Em 1937, Rudolf Brazda foi preso na Alemanha acusado de "prática sexual não natural", incluindo "masturbação mútua" e "esfregar as partes genitais" em outros homens. Era assim que o regime nazista descrevia o comportamento homossexual, considerado crime e passível da mesma punição que a pedofilia. Depois de seis meses, Brazda foi solto, e mudou-se para a Tchecoslováquia. Em agosto de 1942, ele foi preso pelos nazistas novamente: parte do país onde havia se exilado foi anexado à Alemanha. Levado para o campo de concentração de Buchenwald, ficou lá até a rendição alemã, em abril de 1945.

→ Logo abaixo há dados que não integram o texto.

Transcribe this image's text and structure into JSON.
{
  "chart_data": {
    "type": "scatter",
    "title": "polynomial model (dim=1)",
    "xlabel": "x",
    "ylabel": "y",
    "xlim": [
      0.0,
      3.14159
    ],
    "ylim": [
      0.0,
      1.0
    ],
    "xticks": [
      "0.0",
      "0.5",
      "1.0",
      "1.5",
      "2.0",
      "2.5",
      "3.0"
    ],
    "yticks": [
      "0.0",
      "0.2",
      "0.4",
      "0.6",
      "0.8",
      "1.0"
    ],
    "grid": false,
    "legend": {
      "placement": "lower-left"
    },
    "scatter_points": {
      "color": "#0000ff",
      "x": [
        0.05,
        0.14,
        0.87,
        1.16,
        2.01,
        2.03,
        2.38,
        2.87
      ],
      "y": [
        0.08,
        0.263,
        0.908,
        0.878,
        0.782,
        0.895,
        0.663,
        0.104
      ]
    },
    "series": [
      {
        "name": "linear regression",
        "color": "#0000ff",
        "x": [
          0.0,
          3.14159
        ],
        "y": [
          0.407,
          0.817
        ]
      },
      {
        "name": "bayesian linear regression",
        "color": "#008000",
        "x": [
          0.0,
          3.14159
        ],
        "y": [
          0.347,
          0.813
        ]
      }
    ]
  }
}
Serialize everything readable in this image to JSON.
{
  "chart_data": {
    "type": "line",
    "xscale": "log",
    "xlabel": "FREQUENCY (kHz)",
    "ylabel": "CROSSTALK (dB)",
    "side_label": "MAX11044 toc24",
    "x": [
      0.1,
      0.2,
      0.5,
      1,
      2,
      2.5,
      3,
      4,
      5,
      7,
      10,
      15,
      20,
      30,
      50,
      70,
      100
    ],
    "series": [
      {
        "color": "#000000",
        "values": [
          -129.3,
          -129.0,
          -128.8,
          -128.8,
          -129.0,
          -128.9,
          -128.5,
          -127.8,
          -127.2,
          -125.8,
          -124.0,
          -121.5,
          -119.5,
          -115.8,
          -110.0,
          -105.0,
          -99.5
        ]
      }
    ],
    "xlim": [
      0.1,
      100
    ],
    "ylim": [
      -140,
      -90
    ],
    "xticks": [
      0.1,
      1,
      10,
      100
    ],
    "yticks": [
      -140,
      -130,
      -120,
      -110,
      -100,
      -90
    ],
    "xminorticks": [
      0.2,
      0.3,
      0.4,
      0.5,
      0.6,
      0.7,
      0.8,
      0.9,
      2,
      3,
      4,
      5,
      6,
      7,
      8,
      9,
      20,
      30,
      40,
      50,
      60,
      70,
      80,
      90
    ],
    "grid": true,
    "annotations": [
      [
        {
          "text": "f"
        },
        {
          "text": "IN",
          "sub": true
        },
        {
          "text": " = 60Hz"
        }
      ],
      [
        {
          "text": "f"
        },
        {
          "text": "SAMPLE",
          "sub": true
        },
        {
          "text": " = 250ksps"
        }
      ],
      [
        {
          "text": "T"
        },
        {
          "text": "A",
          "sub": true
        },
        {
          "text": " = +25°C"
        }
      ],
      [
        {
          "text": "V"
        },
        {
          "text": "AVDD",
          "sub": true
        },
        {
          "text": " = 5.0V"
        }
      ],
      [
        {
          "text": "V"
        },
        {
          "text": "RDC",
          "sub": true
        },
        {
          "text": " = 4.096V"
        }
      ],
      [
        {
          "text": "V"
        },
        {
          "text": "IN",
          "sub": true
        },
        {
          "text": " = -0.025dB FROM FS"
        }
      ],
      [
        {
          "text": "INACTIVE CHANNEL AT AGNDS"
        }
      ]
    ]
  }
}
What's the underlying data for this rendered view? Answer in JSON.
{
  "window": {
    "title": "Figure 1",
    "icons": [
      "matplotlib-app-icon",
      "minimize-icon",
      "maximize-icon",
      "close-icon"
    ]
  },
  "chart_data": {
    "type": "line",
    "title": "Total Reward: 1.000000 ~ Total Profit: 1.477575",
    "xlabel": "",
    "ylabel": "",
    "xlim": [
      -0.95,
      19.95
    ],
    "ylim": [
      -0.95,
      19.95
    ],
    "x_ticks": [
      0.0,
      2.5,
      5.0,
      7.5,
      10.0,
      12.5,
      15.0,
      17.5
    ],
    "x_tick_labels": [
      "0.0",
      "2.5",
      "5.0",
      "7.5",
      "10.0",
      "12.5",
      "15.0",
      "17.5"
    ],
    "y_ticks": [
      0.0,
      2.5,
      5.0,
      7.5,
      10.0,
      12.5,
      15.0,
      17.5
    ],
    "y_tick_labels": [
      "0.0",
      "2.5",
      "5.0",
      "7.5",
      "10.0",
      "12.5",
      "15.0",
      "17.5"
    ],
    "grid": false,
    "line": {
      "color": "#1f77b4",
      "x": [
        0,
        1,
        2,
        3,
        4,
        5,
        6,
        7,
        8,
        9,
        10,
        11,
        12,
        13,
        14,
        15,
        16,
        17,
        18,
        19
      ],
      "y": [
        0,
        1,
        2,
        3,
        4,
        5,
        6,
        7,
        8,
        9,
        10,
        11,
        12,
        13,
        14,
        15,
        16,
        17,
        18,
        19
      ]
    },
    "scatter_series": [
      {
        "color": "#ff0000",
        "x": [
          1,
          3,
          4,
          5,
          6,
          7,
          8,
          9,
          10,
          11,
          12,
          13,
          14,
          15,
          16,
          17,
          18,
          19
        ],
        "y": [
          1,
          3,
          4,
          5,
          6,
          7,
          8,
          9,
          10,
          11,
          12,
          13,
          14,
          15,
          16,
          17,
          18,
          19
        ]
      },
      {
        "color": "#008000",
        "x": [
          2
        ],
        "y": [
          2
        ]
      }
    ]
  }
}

Brazda se considera um homem de sorte. Por ser telhador de profissão, conseguiu um ótimo posto de trabalho durante a prisão. O campo estava em constante expansão com a chegada de novos prisioneiros, usados como mão-de-obra na extração de matéria-prima para a indústria bélica, já que a Alemanha estava em guerra. Fundamental para a expansão do campo, Brazda não era submetido a trabalhos forçados, ganhava comida extra, era menos vigiado que os demais prisioneiros e ainda podia ter seus encontros amorosos em paz.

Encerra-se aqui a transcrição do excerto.